Was deze brandschade soms de aanleiding om te verhuizen naar de Venestraat? Is niet bekend. Ursmar vertelt dat de Vereniging Kinderzorg het pand in de Venestraat al wel gekocht had maar het niet kon exploiteren en het daarom tijdelijk verhuurde, aan de familie Ronteltap. Daarmee zat de familie dan wel op de schopstoel want toen de Vereniging het pand na zeven jaar (1949 - 1957) alsnog opeiste, moest de familie verhuizen. Het kindertal was toen al behoorlijk uitgedund en een flat in de Antonie Heinsiusstraat volstond nu.

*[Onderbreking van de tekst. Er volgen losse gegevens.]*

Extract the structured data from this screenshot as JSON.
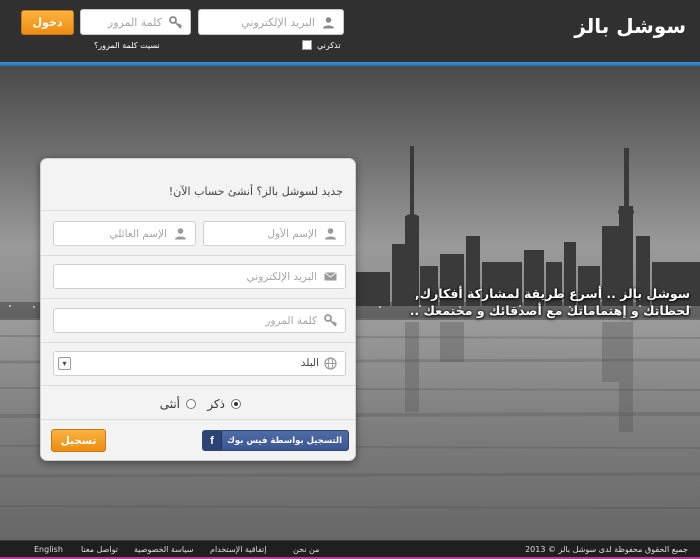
{
  "header": {
    "logo": "سوشل بالز",
    "email_placeholder": "البريد الإلكتروني",
    "password_placeholder": "كلمة المرور",
    "login_label": "دخول",
    "remember_label": "تذكرني",
    "forgot_label": "نسيت كلمة المرور؟"
  },
  "hero": {
    "tagline_line1": "سوشل بالز .. أسرع طريقة لمشاركة أفكارك,",
    "tagline_line2": "لحظاتك و إهتماماتك مع أصدقائك و مختمعك .."
  },
  "signup": {
    "title": "جديد لسوشل بالز؟ أنشئ حساب الآن!",
    "first_name_placeholder": "الإسم الأول",
    "last_name_placeholder": "الإسم العائلي",
    "email_placeholder": "البريد الإلكتروني",
    "password_placeholder": "كلمة المرور",
    "country_selected": "البلد",
    "gender_male": "ذكر",
    "gender_female": "أنثى",
    "facebook_label": "التسجيل بواسطة فيس بوك",
    "facebook_icon_letter": "f",
    "register_label": "تسجيل"
  },
  "footer": {
    "copyright": "جميع الحقوق محفوظة لدى سوشل بالز © 2013",
    "links": [
      "من نحن",
      "إتفاقية الإستخدام",
      "سياسة الخصوصية",
      "تواصل معنا",
      "English"
    ]
  },
  "colors": {
    "header_bg": "#303030",
    "accent_blue": "#3c8ed3",
    "button_orange": "#f0931b",
    "facebook_blue": "#3b5693",
    "footer_accent": "#c0399a"
  }
}
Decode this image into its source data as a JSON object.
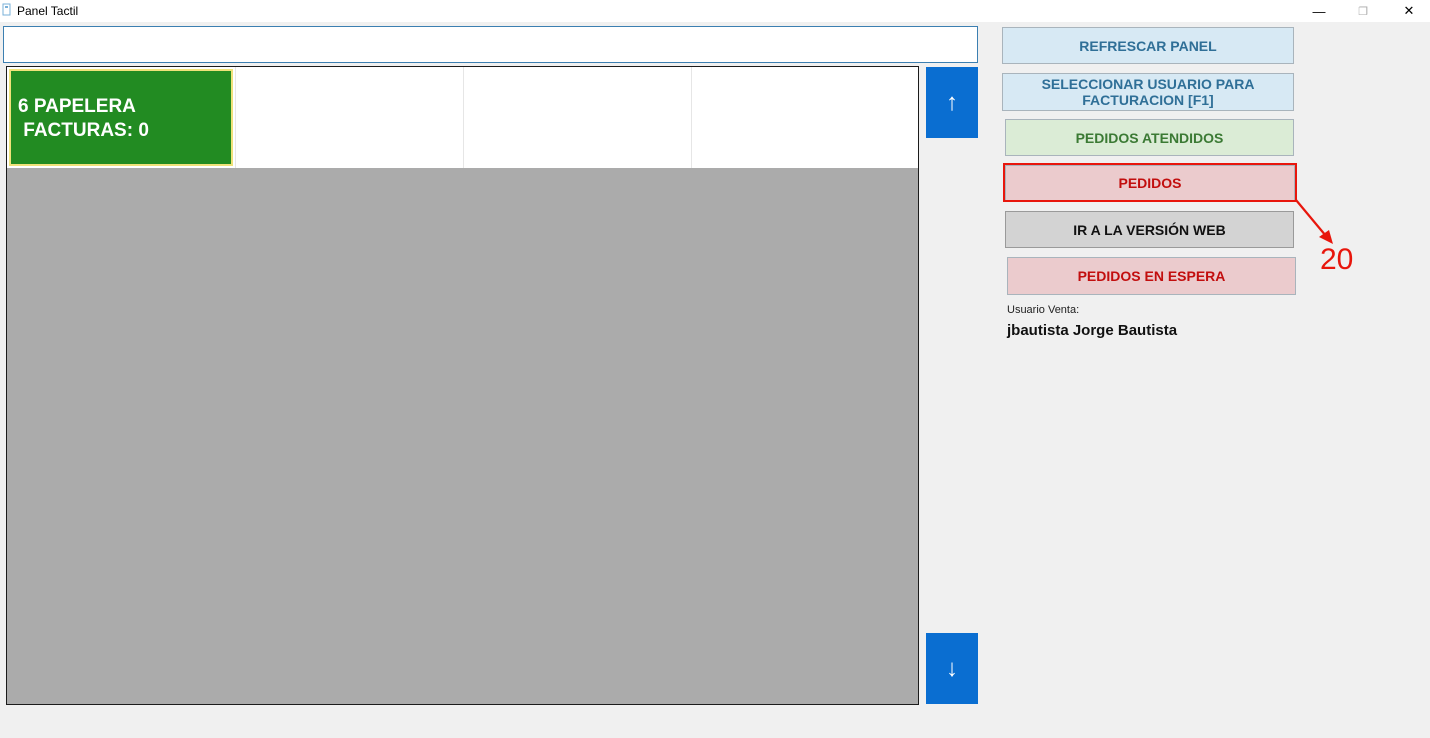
{
  "window": {
    "title": "Panel Tactil",
    "minimize_glyph": "—",
    "maximize_glyph": "❐",
    "close_glyph": "✕"
  },
  "search": {
    "value": "",
    "placeholder": ""
  },
  "tiles": [
    {
      "line1": "6 PAPELERA",
      "line2": " FACTURAS: 0",
      "color": "#228b22",
      "border_color": "#f0e27a"
    }
  ],
  "scroll": {
    "up": "↑",
    "down": "↓"
  },
  "buttons": {
    "refrescar": "REFRESCAR PANEL",
    "seleccionar": "SELECCIONAR USUARIO PARA FACTURACION [F1]",
    "atendidos": "PEDIDOS ATENDIDOS",
    "pedidos": "PEDIDOS",
    "web": "IR A LA VERSIÓN WEB",
    "espera": "PEDIDOS EN ESPERA"
  },
  "annotation": {
    "number": "20",
    "color": "#e8160c"
  },
  "usuario": {
    "label": "Usuario Venta:",
    "value": "jbautista Jorge Bautista"
  },
  "colors": {
    "scroll_button": "#0a6ed1",
    "panel_background": "#ababab"
  }
}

Een bijzondere familie. André heeft twee geweldige fotoboeken gemaakt waarin ook de Venestraat-periode prominent in beeld komt. Uit een beroemd lied van Boudewijn de Groot is de zin overgeleverd dat in de familiegeschiedenis "de plaatjes" blijven circuleren "die zo vals getuigen van een blijde jeugd". Waar of niet waar, en dat geldt natuurlijk voor alle familiealbums. Zoveel lijkt zeker, voor zachtzinnigheid en zoetsappigheid was hier geen plaats. Je moest voor jezelf opkomen en je had het wat dat betreft lang niet altijd gemakkelijk. Dat er vrijwel niet te onderhandelen was met één van de of beide ouders, is ook invoelbaar. Een treffend voorbeeld van de compromisloze maar noodzakelijke duidelijkheid in de huiselijke orde was het absolute verbod voor de jongens om boven op de meidenafdeling te komen.
Het zal geen bijzonder voorrecht zijn geweest om als kind in zo een groot gezin op te groeien, maar voor een buitenstaander is het hoe dan ook fascinerend hoe de vader en moeder het ervan af hebben gebracht.
Daar zullen de kinderen elk hun eigen antwoord op geven, ieder naar zijn eigen beleving.